Turmhaube aus Nagelplattenbinder-Konstruktion
Neue Dachkonstruktion für Wohnhaus in Leipzig
1898 im spitzen Winkel zwischen zwei Straßen errichtet, gehört das fünfgeschossige Wohnhaus am Lindenauer Markt in Leipzig bis heute zu den markantesten Gebäuden am Platz. Nachdem das denkmalgeschützte Eckhaus in der Vergangenheit nur notdürftig instandgehalten und die historische Turmhaube schon Ende der 60er Jahre aus Sicherheitsgründen demontiert worden war, zog der neue Eigentümer 2014 den Schlussstrich unter ein langes Kapitel der Vernachlässigung und entschloss sich zu einer behutsamen Sanierung.
Eigentümer und Stadt ziehen an einem Strang
Heute erstrahlt die einst aufwendig gestaltete Gründerzeitfassade in neuem Glanz. Und der Bauherr beschloss, noch mehr zu tun, als die Auflagen des Denkmalschutzes verlangten: Die historische Turmhaube, die die Gebäudefront an der Marktseite ursprünglich bekrönte, sollte nach historischen Plänen rekonstruiert werden. Ein Projekt, das die Stadt Leipzig so sehr begeisterte, dass sie sich mit immerhin 50 Prozent der Baukosten beteiligte.
„Das Eckhaus bildet vor Ort die wichtigste städtebauliche Raumkante“, erklärt Projektleiter Harald Hingst vom Leipziger Büro der LINK Architekten. „Die Turmhaube prägt deshalb das Erscheinungsbild des ganzen Marktes.“ Mit der Konstruktion der Dachhaube beauftragten die LINK Architekten den Dachbauspezialisten SCHNOOR. „Wir kennen das Unternehmen seit Jahren und schätzen die gute Zusammenarbeit“, so Büroleiter Hingst.

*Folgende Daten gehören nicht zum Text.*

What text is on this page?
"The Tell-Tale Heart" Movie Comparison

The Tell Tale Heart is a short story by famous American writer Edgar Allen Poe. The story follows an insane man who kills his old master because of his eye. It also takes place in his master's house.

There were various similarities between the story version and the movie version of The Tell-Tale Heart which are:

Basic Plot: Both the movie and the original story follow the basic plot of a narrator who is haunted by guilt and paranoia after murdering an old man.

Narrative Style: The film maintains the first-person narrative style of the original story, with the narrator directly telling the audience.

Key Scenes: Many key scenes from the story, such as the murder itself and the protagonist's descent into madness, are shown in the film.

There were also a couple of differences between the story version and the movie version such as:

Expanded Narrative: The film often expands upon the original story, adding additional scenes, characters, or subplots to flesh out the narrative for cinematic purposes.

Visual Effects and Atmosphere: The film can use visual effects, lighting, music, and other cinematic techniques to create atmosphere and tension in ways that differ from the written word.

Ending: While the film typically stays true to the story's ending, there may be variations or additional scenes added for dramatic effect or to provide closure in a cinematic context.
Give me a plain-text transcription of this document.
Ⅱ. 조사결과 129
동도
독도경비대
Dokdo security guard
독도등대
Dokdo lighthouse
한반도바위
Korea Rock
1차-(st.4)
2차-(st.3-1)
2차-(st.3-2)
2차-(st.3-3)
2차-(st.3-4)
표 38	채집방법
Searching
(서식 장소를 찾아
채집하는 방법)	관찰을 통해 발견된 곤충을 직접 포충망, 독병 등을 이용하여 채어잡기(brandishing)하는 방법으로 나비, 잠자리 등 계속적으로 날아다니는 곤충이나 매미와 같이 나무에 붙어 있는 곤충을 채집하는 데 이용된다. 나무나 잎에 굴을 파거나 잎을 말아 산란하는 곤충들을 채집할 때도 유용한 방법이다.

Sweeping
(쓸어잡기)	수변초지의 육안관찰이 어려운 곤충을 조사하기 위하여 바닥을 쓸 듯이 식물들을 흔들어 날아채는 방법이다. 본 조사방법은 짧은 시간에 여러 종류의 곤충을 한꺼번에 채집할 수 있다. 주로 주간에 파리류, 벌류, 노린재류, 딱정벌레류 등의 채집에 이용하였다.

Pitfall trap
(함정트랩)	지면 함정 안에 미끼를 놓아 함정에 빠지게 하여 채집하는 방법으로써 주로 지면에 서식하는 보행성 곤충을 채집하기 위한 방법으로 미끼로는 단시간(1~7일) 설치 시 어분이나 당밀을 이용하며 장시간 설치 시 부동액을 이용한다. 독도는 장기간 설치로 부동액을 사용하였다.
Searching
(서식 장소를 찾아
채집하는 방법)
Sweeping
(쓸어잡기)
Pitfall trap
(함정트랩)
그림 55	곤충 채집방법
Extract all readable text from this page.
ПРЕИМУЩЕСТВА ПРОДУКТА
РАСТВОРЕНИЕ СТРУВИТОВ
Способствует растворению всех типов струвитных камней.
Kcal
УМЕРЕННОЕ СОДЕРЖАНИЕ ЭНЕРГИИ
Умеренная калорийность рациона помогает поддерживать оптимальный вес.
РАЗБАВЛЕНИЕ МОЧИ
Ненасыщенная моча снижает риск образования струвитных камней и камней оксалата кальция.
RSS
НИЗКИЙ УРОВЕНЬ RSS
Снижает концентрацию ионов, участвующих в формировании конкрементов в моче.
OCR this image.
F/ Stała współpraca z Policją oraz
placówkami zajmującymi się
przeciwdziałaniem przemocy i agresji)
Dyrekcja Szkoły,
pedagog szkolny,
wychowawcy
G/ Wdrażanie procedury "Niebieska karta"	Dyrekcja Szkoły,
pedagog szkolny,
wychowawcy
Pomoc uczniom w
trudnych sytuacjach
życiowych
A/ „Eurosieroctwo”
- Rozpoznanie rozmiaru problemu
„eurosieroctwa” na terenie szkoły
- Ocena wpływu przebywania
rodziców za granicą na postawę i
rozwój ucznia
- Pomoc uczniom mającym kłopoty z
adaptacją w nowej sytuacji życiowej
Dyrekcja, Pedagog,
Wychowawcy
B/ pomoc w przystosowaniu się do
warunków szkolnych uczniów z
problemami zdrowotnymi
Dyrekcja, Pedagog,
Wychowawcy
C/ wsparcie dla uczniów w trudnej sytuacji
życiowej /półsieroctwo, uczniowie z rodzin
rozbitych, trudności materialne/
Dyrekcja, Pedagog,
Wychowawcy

Viele Ovale und Rundungen – wirtschaftlich mit Nagelplattenbindern
Gefertigt wurde der in der Grundfläche 3,5 x 3,5 Meter große und 3 Meter hohe Grundkörper der Dachhaube im SCHNOOR-Werk in Burg bei Magdeburg. Das komplette Tragwerk besteht aus Nagelplattenbindern. Denn der gewölbte Haubenkörper hat es vor allem geometrisch in sich: „Was von außen rund erscheint, ist im Innern durch viele elliptische, d. h. ovale, Elemente aufgebaut“, erzählt SCHNOOR-Geschäftsführer Frank Wolf. „Das lässt sich nur mit Nagelplattenbindern schnell und wirtschaftlich realisieren.“ Zur Dachkonstruktion gehören außerdem eine dachseitige Zugangsklappe und eine platzseitige Gaube, die mit einem kleinen ovalen Fenster, einem sogenannten Ochsenauge geschlossen wird. Durch sie können Handwerker bei künftigen Instandhaltungsmaßnahmen ins Haubeninnere gelangen.
Mit dem Sondertransport nach Leipzig
Am 10. Dezember 2014 war es dann soweit: Der komplett vorgefertigte Grundkörper ging in einem Stück auf die Reise und gelangte per Sondertransport pünktlich auf die Baustelle nach Leipzig. Hier traf die moderne Konstruktion auf historische Gewerke. Der Altenburger Dachdeckerservice Harnisch übernahm die Schiefer-Schablonen-Deckung nach historischem Vorbild. Der Blechdrücker legte die Verkleidung des Ochsenauges an, eine geschwungene Hohlform, die aus einem Zinkblech gebogen bzw. „gedrückt“ ist. Sache des Schlossers war schließlich die Schmuckspitze, die mit ihrer im Durchmesser 70 Zentimeter starken Metallkugel ein stattliches Gewicht auf die Haube bringt. An ihrer Spitze leuchtet ein vergoldeter Tulpenstrauß.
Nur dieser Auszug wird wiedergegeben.